Merck & Co (MSD), along with Alexion and AstraZeneca Rare Disease, announced positive topline results from the Phase III KOMET trial, evaluating Koselugo (selumetinib) for adult patients with neurofibromatosis type 1 (NF1) and symptomatic inoperable plexiform neurofibromas (PN). The global, multi-center, double-blind, placebo-controlled study demonstrated a statistically significant and clinically meaningful improvement in the objective response rate (ORR) compared to placebo.
The KOMET trial enrolled 145 adult participants from 13 countries across Australia, Asia, South America, Europe, and the US. Participants had to have at least one symptomatic and inoperable PN, measurable by volumetric magnetic resonance imaging (MRI) analysis. The primary endpoint was the ORR, defined as the percentage of patients with a confirmed complete or partial response by cycle 16, assessed by independent central review (ICR) based on response evaluation in neurofibromatosis and schwannomatosis (REiNS) criteria.

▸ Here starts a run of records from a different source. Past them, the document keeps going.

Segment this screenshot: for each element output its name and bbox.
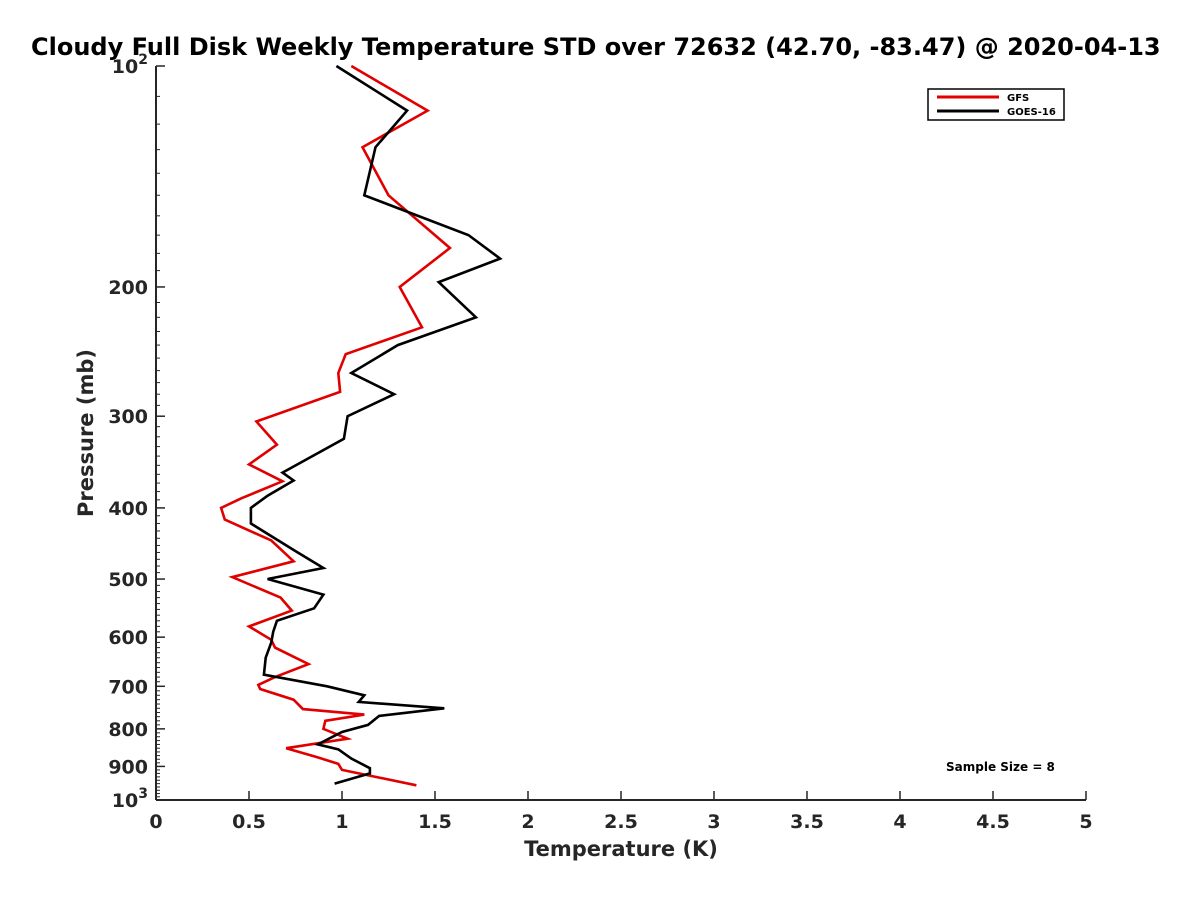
y-tick-label: 103 xyxy=(112,786,148,812)
y-tick-label: 400 xyxy=(108,498,148,520)
x-tick-label: 1 xyxy=(335,811,348,833)
x-tick-label: 2.5 xyxy=(604,811,638,833)
x-tick-label: 1.5 xyxy=(418,811,452,833)
series-lines xyxy=(219,64,503,787)
legend-label-gfs: GFS xyxy=(1007,93,1029,104)
legend-box xyxy=(927,88,1065,121)
chart-title: Cloudy Full Disk Weekly Temperature STD … xyxy=(31,33,1161,61)
legend: GFS GOES-16 xyxy=(927,88,1065,121)
series-line-goes16 xyxy=(249,64,503,785)
x-tick-label: 0.5 xyxy=(232,811,266,833)
ticks: 0 0.5 1 1.5 2 2.5 3 3.5 4 4.5 5 102 200 300 400 500 600 7… xyxy=(108,52,1092,833)
x-tick-label: 0 xyxy=(149,811,162,833)
y-tick-label: 500 xyxy=(108,569,148,591)
legend-label-goes16: GOES-16 xyxy=(1007,107,1056,118)
y-tick-label: 600 xyxy=(108,627,148,649)
y-tick-label: 800 xyxy=(108,719,148,741)
y-tick-label: 200 xyxy=(108,277,148,299)
x-tick-label: 3 xyxy=(707,811,720,833)
x-tick-label: 4 xyxy=(893,811,906,833)
series-line-gfs xyxy=(219,64,452,787)
x-tick-label: 4.5 xyxy=(976,811,1010,833)
sample-size-annotation: Sample Size = 8 xyxy=(946,760,1055,774)
x-tick-label: 3.5 xyxy=(790,811,824,833)
y-tick-label: 900 xyxy=(108,756,148,778)
y-tick-label: 300 xyxy=(108,406,148,428)
x-axis-label: Temperature (K) xyxy=(524,837,718,861)
y-tick-label: 700 xyxy=(108,676,148,698)
x-tick-label: 5 xyxy=(1079,811,1092,833)
x-tick-label: 2 xyxy=(521,811,534,833)
y-axis-label: Pressure (mb) xyxy=(74,349,98,517)
y-tick-label: 102 xyxy=(112,52,148,78)
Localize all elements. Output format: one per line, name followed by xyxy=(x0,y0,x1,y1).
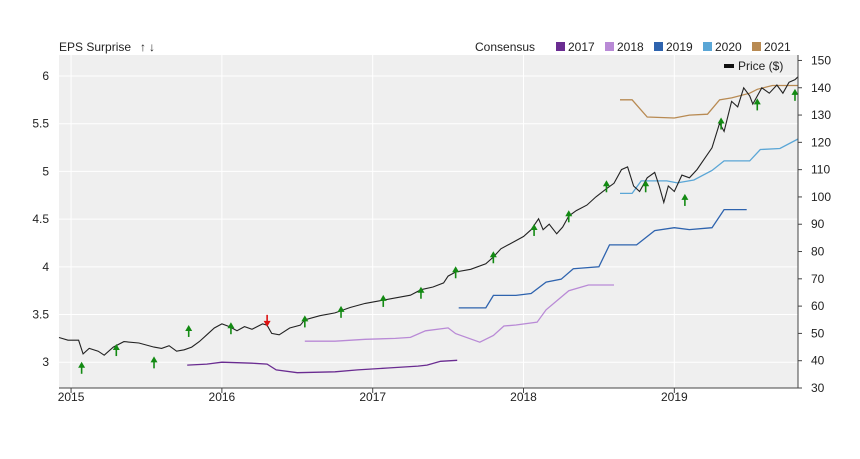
x-tick-label: 2017 xyxy=(359,390,386,404)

Clinical Efficacy and Safety
The trial's primary endpoint, objective response rate (ORR), exhibited a statistically significant and clinically meaningful improvement in patients treated with Koselugo compared to placebo. The safety profile of Koselugo in this trial was consistent with that observed in previous clinical trials involving pediatric and adolescent patients, with no new safety signals identified.
Current Treatment Landscape and Unmet Needs
NF1 is a genetic disorder characterized by the growth of tumors along nerves throughout the body. Plexiform neurofibromas (PNs) can cause significant morbidity, including pain, disfigurement, and functional impairment. While Koselugo is approved for pediatric patients with NF1 and PNs, there are currently no approved targeted therapies for adult patients, highlighting a significant unmet medical need.
Regulatory Implications and Future Directions
Koselugo is already approved in the US, European Union, China, and Japan for pediatric patients with NF1 PN and has received orphan drug status in these regions. Alexion CEO Marc Dunoyer stated, "These promising results demonstrate that Koselugo, the first and only approved targeted therapy for certain children with NF1 plexiform neurofibromas, now has the potential to benefit adult patients, for whom there are no approved targeted therapies."
Dunoyer added, "As the largest and only global placebo-controlled Phase III trial in adults with NF1 plexiform neurofibromas, KOMET reinforces our leadership in advancing potential treatment options for people living with this debilitating disease. We look forward to sharing these findings with regulatory authorities."